A.Bayındır; Yanlışı ispatlama olayı var, evet başka?
Salondan; Aksini iddia ediyorsanız… Tevrat’tan bir açıklama istiyor
A.Bayındır; Aksini derken ne? ‘’Eğer doğruyu söylüyorsanız getirin Tevrat’ı okuyun bakalım.’’
Salondan(Mehmet Bey); Yakup’tan sonra dediğine göre Tevrat’ta yer almaması lazım
A.Bayındır; Tamam, şimdi Mehmet Beyin işgalini bir giderelim. Mehmet bey diyor ki; ‘’Tevrat, Yakup ASdan sonra indiğine göre Tevrat’ta olmaması gerekir’’ E, olabilir Kuran-ı Kerim ondan sonra inmiş ama onlarla ilgili bir çok hükümler ifade ediyor değil mi, içinde taşıyor İsrail oğullarından bahsediyor bu.

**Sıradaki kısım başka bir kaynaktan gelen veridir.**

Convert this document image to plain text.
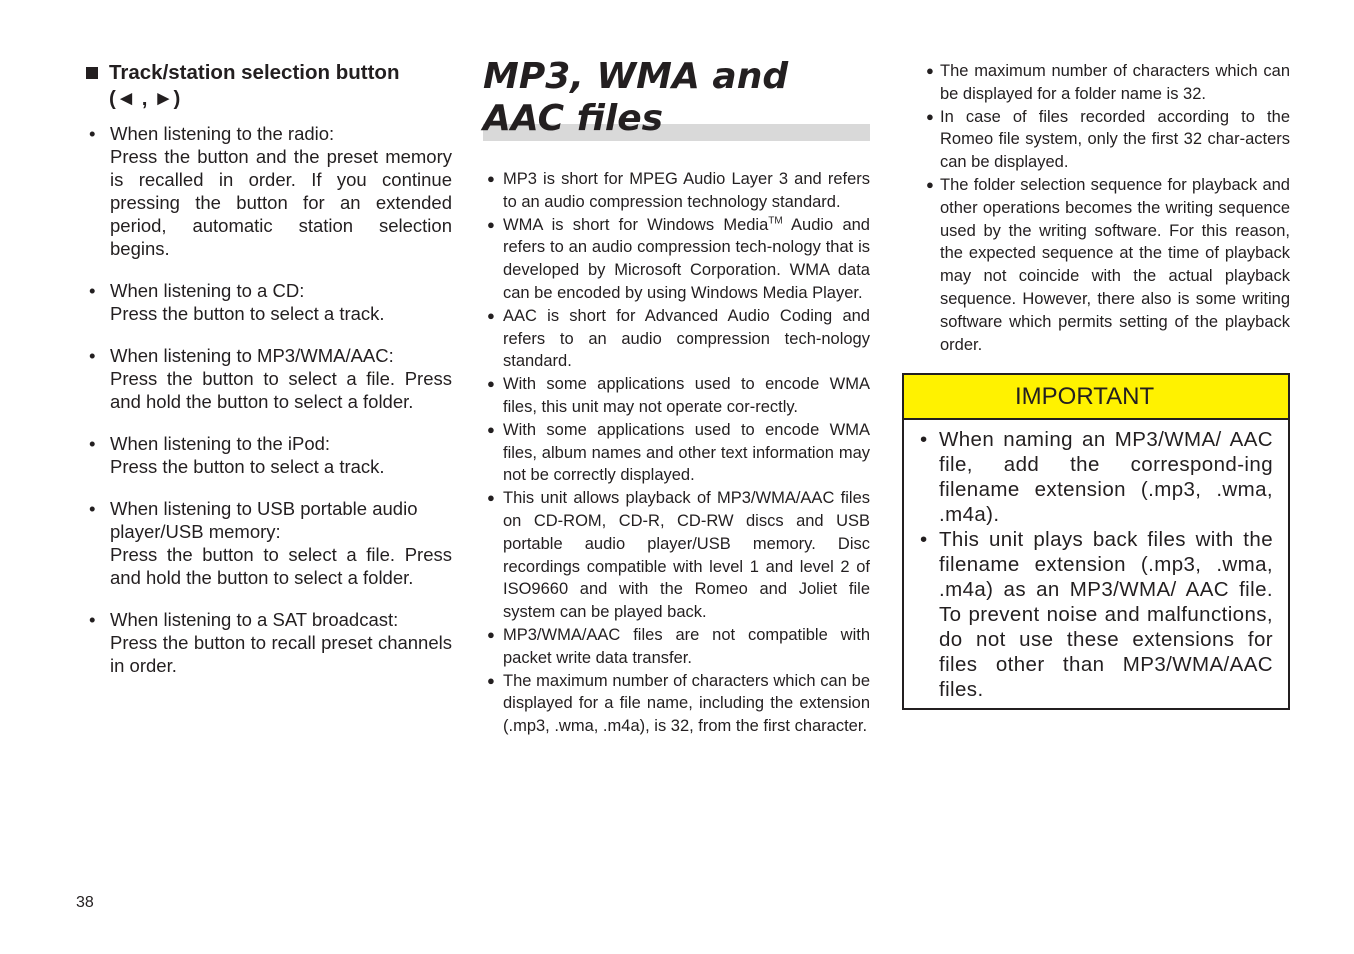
Track/station selection button
(◄ , ►)
• When listening to the radio:
Press the button and the preset memory is recalled in order. If you continue pressing the button for an extended period, automatic station selection begins.
• When listening to a CD:
Press the button to select a track.
• When listening to MP3/WMA/AAC:
Press the button to select a file. Press and hold the button to select a folder.
• When listening to the iPod:
Press the button to select a track.
• When listening to USB portable audio player/USB memory:
Press the button to select a file. Press and hold the button to select a folder.
• When listening to a SAT broadcast:
Press the button to recall preset channels in order.
MP3, WMA and
AAC files
● MP3 is short for MPEG Audio Layer 3 and refers to an audio compression technology standard.
● WMA is short for Windows Media™ Audio and refers to an audio compression tech-nology that is developed by Microsoft Corporation. WMA data can be encoded by using Windows Media Player.
● AAC is short for Advanced Audio Coding and refers to an audio compression tech-nology standard.
● With some applications used to encode WMA files, this unit may not operate cor-rectly.
● With some applications used to encode WMA files, album names and other text information may not be correctly displayed.
● This unit allows playback of MP3/WMA/AAC files on CD-ROM, CD-R, CD-RW discs and USB portable audio player/USB memory. Disc recordings compatible with level 1 and level 2 of ISO9660 and with the Romeo and Joliet file system can be played back.
● MP3/WMA/AAC files are not compatible with packet write data transfer.
● The maximum number of characters which can be displayed for a file name, including the extension (.mp3, .wma, .m4a), is 32, from the first character.
● The maximum number of characters which can be displayed for a folder name is 32.
● In case of files recorded according to the Romeo file system, only the first 32 char-acters can be displayed.
● The folder selection sequence for playback and other operations becomes the writing sequence used by the writing software. For this reason, the expected sequence at the time of playback may not coincide with the actual playback sequence. However, there also is some writing software which permits setting of the playback order.
IMPORTANT
• When naming an MP3/WMA/ AAC file, add the correspond-ing filename extension (.mp3, .wma, .m4a).
• This unit plays back files with the filename extension (.mp3, .wma, .m4a) as an MP3/WMA/ AAC file. To prevent noise and malfunctions, do not use these extensions for files other than MP3/WMA/AAC files.
38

Salondan; Yakup AS kendisine bir şey yasaklamış ama bu yasaklar Tevrat’ta yer almamış…
A.Bayındır; Evet
Salondan(Aynı kişi); Diye anlıyorum ben
A.Bayındır; Diye anlıyorsun.
Yani epey yaklaşıyorsunuz da tam böyle taşı gediğine koyacak cevabı arıyorum. Aslında Mehmet beyin dediği de yanlış değil senin dediğin de yanlış değil de. Bak bir daha şey yapayım, bak bir daha; Benim ifade tarzımdan da bir şeyler çıkarın yani ben birazcık… Şimdi bak,MEAL; ‘’Tevrat indirilmeden evvel İsrail’in nefsine haram kıldığından başka yiyeceklerin hepsi İsrailoğullarına helaldi. Peki getirin Tevrat’ı da okuyun bakalım eğer söylediğiniz doğruysa.’’
Salondan; Hocam, hem Tevrat indirilmeden önce diyor hem Tevrat’ı getirin diyor yani burada bir anlam kargaşası var.
A.Bayındır; Tevrat indirilmeden önce haram olan şey Tevrat’a yazılmış olabilir, İsrailoğullarına haram kılındıysa Tevrat’a yazılmış olabilir önemli değil. Neyse epeyce yaklaştınız bari ben sizi fazla yormayım zaten yarım saat beni beklediniz.
A.Bayındır; Söyle bakalım…
Salondan(Mansur Bey); ANLAŞILMIYOR…. Dakika 25:00-25:20 arası
A.Bayındır; Mansur yakaladı tamam. Tamam! Başkalarının cümlesi ise başına hangi fiili koymak lazım Mansur?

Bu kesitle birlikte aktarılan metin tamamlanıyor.